Something is always happening beneath the surface. You may not be able to see anything right now. But God is working.
REFRAMING: What Does It Mean to Wait on God
Waiting is not the opposite of growth. In the hands of God, waiting is growth. The scriptures about waiting on God remind us that the in-between seasons are often where the deepest growth happens.
If that’s where you find yourself right now, what can you do to stay grounded while you wait?
- Anchor daily in Scripture. Choose one of the above verses – or find your own – and sit with it for a week. Let it become a prayer.
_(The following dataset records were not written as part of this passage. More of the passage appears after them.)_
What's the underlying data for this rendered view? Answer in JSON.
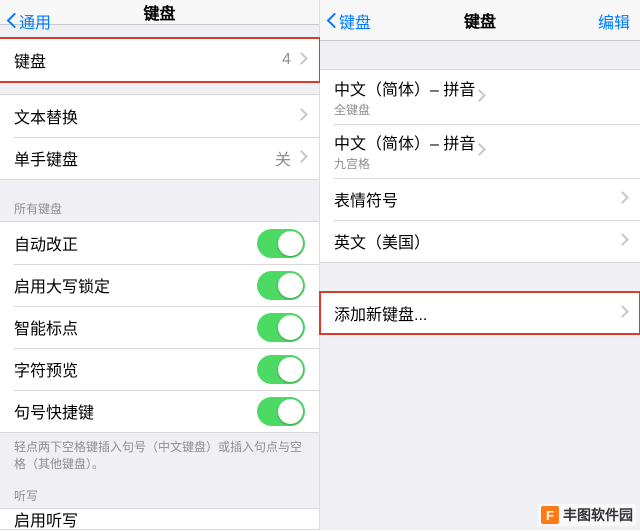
{
  "left": {
    "nav": {
      "back": "通用",
      "title": "键盘"
    },
    "keyboards_row": {
      "label": "键盘",
      "count": "4"
    },
    "rows2": [
      {
        "label": "文本替换"
      },
      {
        "label": "单手键盘",
        "value": "关"
      }
    ],
    "section_all": "所有键盘",
    "toggles": [
      {
        "label": "自动改正",
        "on": true
      },
      {
        "label": "启用大写锁定",
        "on": true
      },
      {
        "label": "智能标点",
        "on": true
      },
      {
        "label": "字符预览",
        "on": true
      },
      {
        "label": "句号快捷键",
        "on": true
      }
    ],
    "footer": "轻点两下空格键插入句号（中文键盘）或插入句点与空格（其他键盘）。",
    "section_dictation": "听写",
    "dictation_row": "启用听写"
  },
  "right": {
    "nav": {
      "back": "键盘",
      "title": "键盘",
      "edit": "编辑"
    },
    "keyboards": [
      {
        "title": "中文（简体）– 拼音",
        "sub": "全键盘"
      },
      {
        "title": "中文（简体）– 拼音",
        "sub": "九宫格"
      },
      {
        "title": "表情符号"
      },
      {
        "title": "英文（美国）"
      }
    ],
    "add": "添加新键盘..."
  },
  "watermark": {
    "badge": "F",
    "text": "丰图软件园"
  }
}
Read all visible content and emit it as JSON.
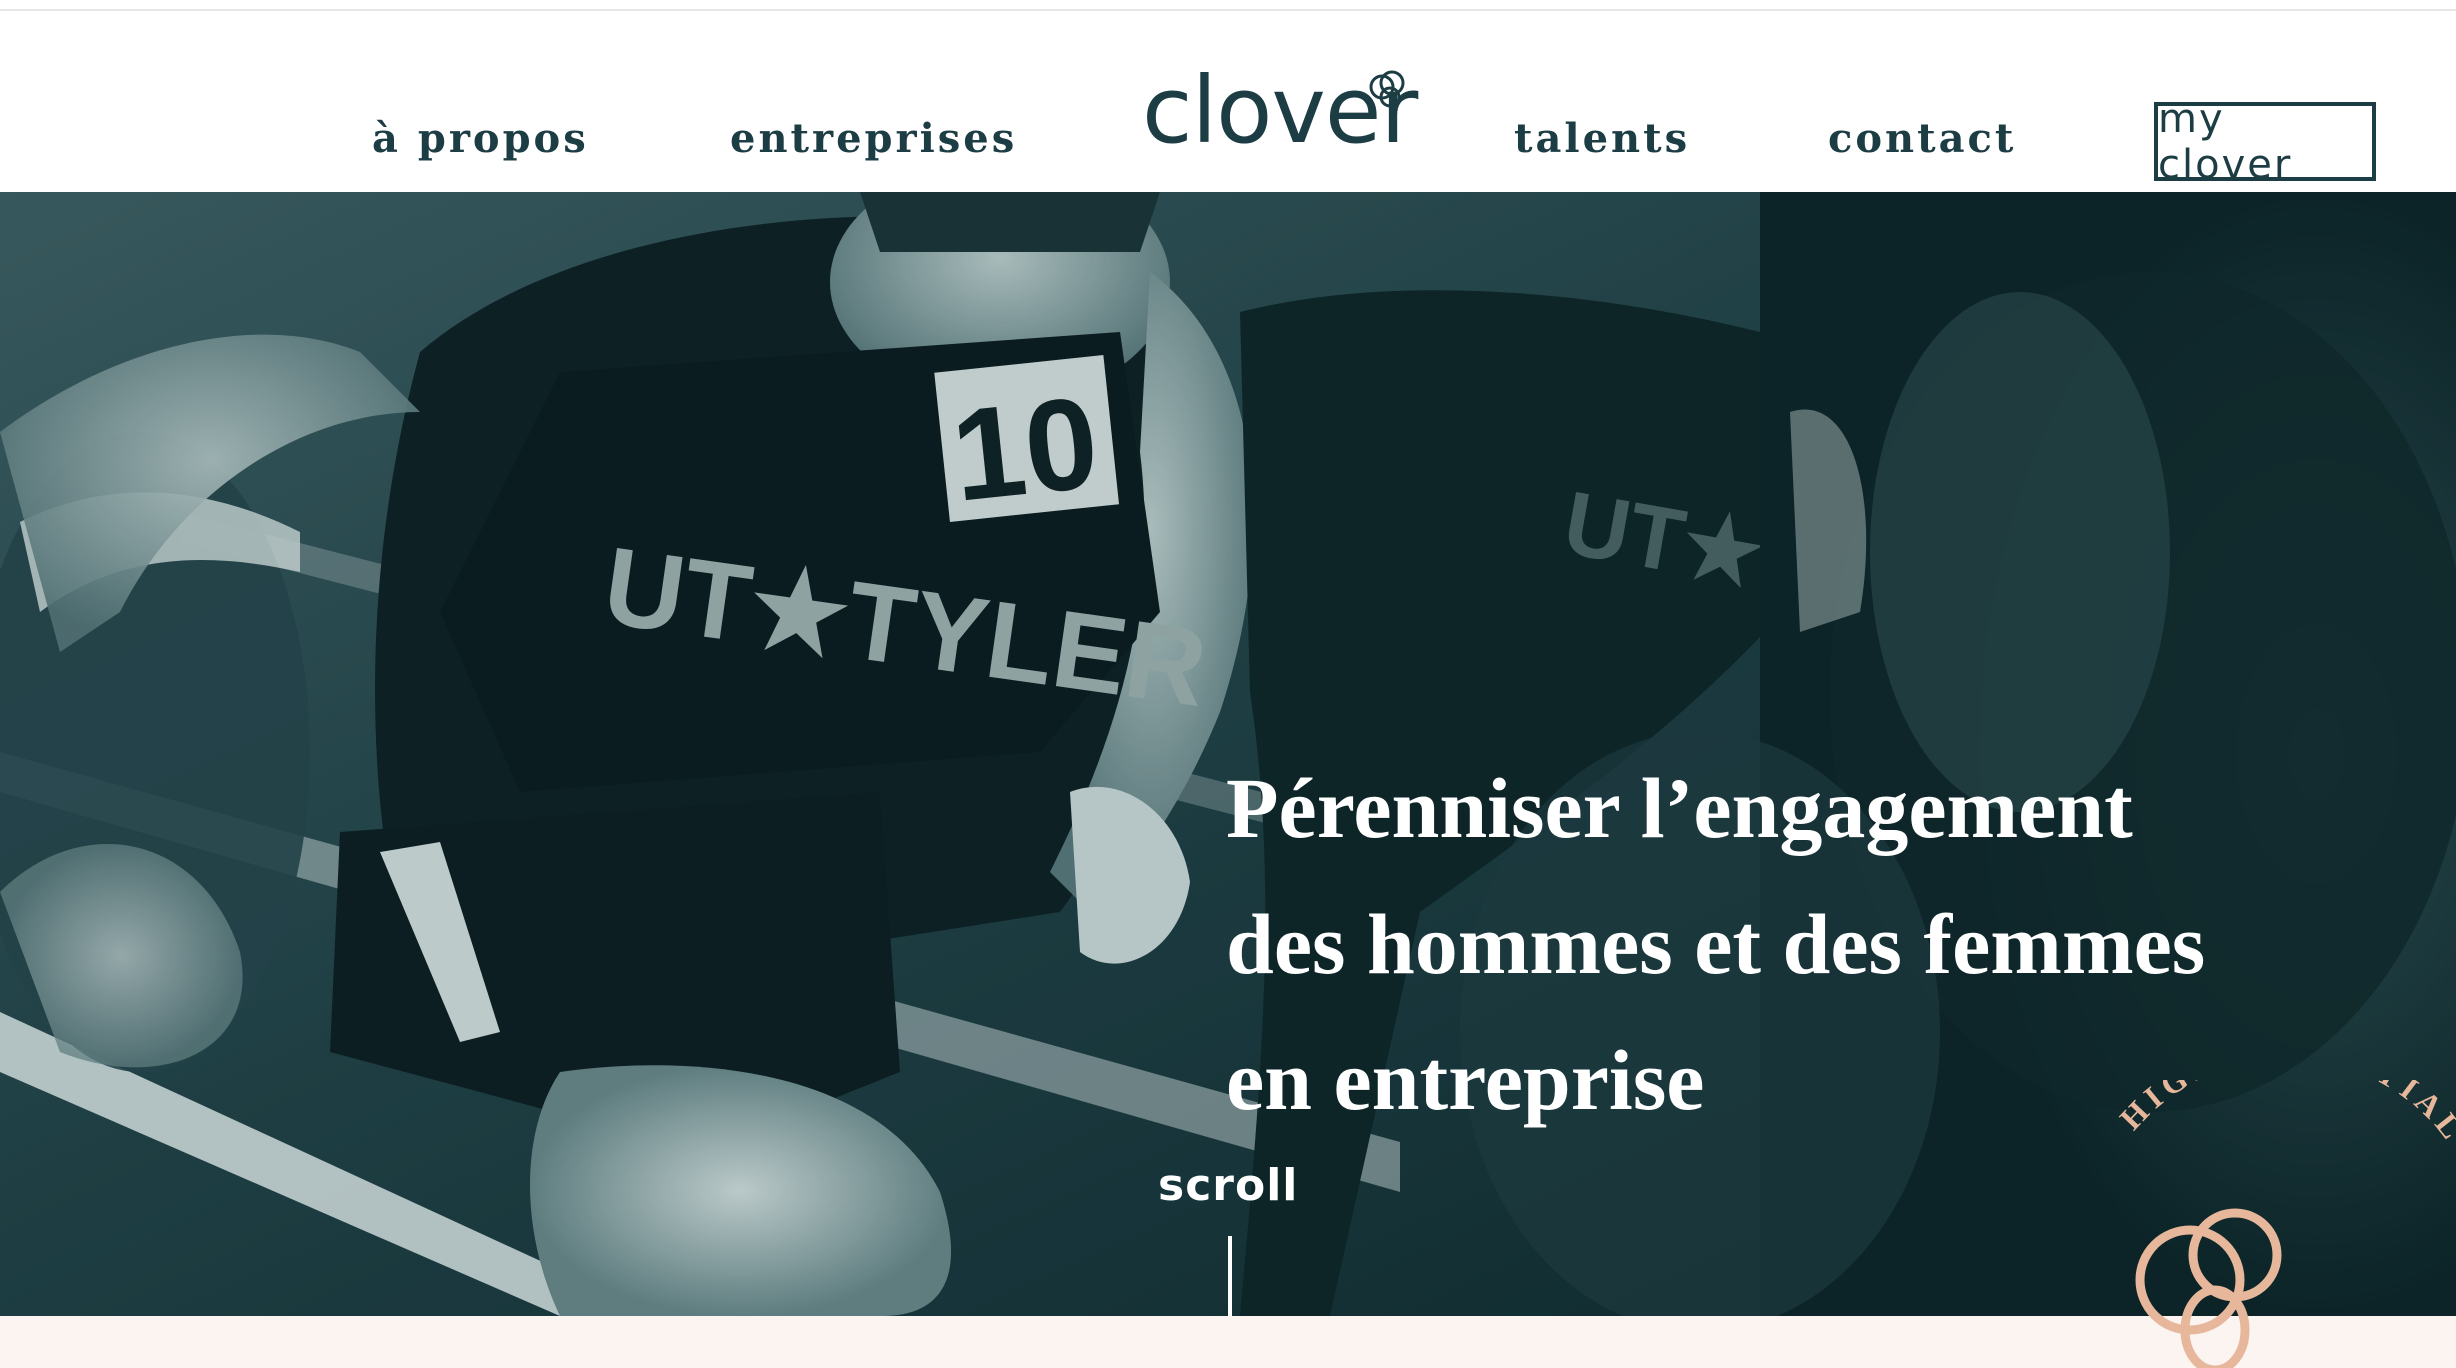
{
  "nav": {
    "left_items": [
      {
        "label": "à propos"
      },
      {
        "label": "entreprises"
      }
    ],
    "logo_text": "clover",
    "right_items": [
      {
        "label": "talents"
      },
      {
        "label": "contact"
      }
    ],
    "account_button": "my clover"
  },
  "hero": {
    "headline_lines": [
      "Pérenniser l’engagement",
      "des hommes et des femmes",
      "en entreprise"
    ],
    "scroll_label": "scroll",
    "photo_jersey_text": "UT★TYLER",
    "photo_bib_number": "10",
    "badge_text": "HIGH POTENTIAL AG"
  },
  "colors": {
    "brand_dark": "#1d3d44",
    "accent_peach": "#e6b79a",
    "hero_tint": "#173c42",
    "footer_bg": "#fbf4f1"
  }
}
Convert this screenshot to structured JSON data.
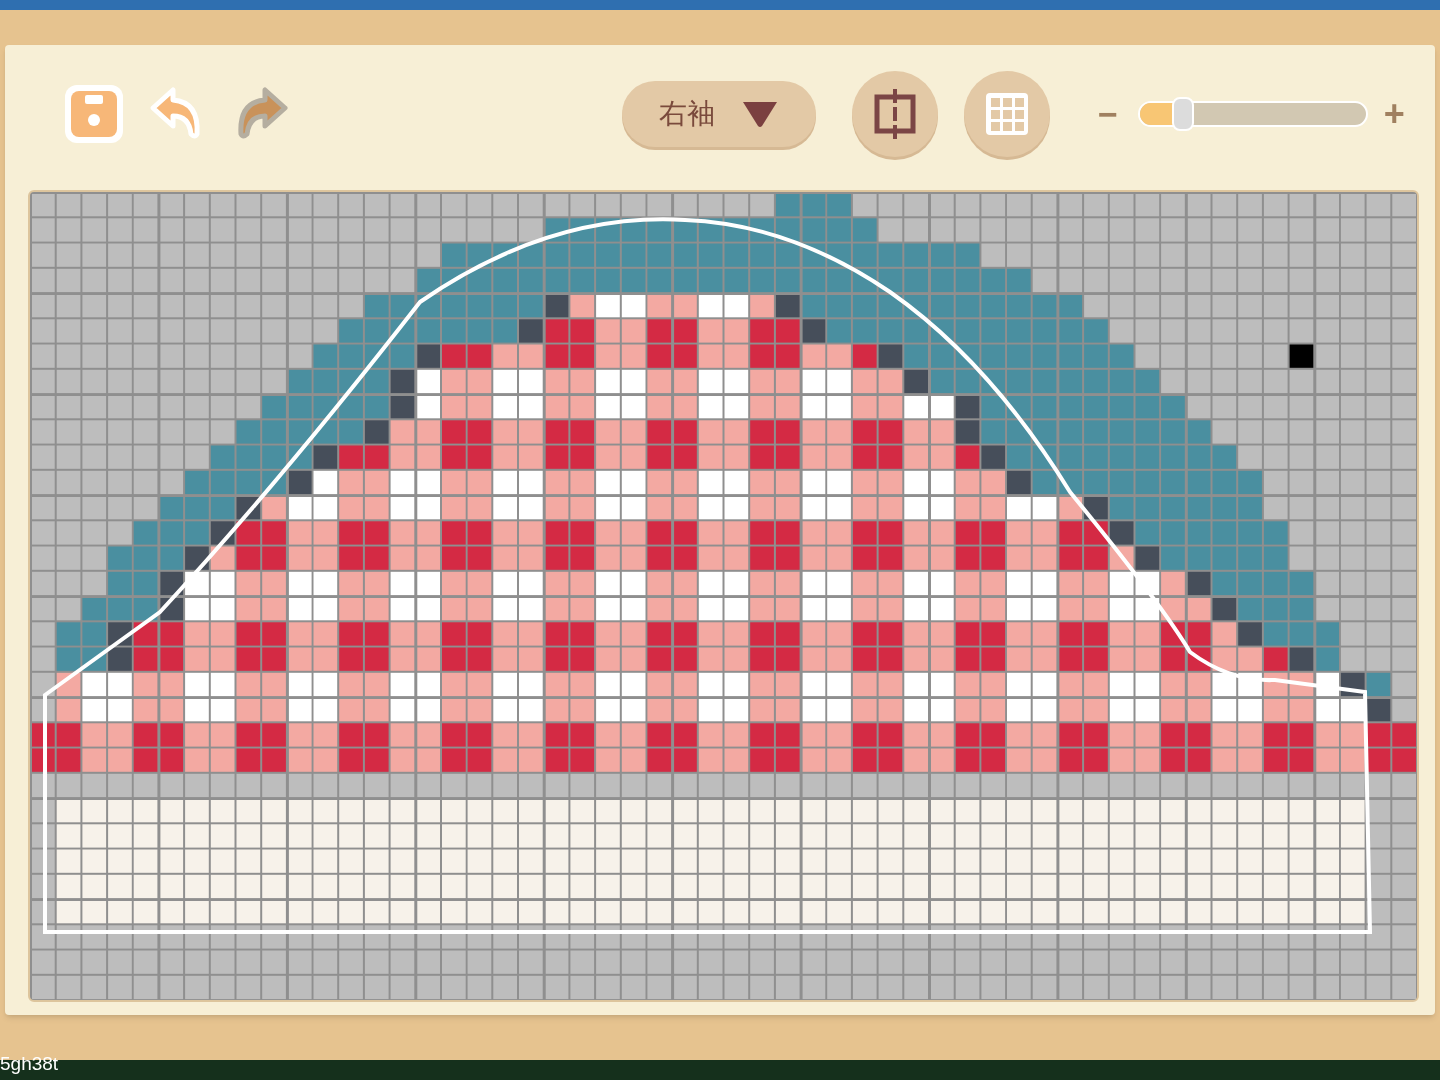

- Stay in community. Don’t isolate yourself. Waiting alone is harder than it needs to be. A life group at Mission Hills can walk through this season with you.
- Journal your wait. There’s a magic in getting thoughts down onto paper. Looking back at where we’ve been also helps us trust where God is taking us next.
- Be honest with God. Pray. Tell him how you feel. God can handle your frustrations, fears, and questions. The Psalms contain some of the most meaningful Bible verses about waiting on God, written by people who knew what it felt like to trust Him in uncertain seasons.
The Bible doesn’t promise that waiting will be easy. But it does promise that God is present in it, purposeful through it, and faithful beyond it. You are not forgotten. You are not alone. You are not behind. You are being built.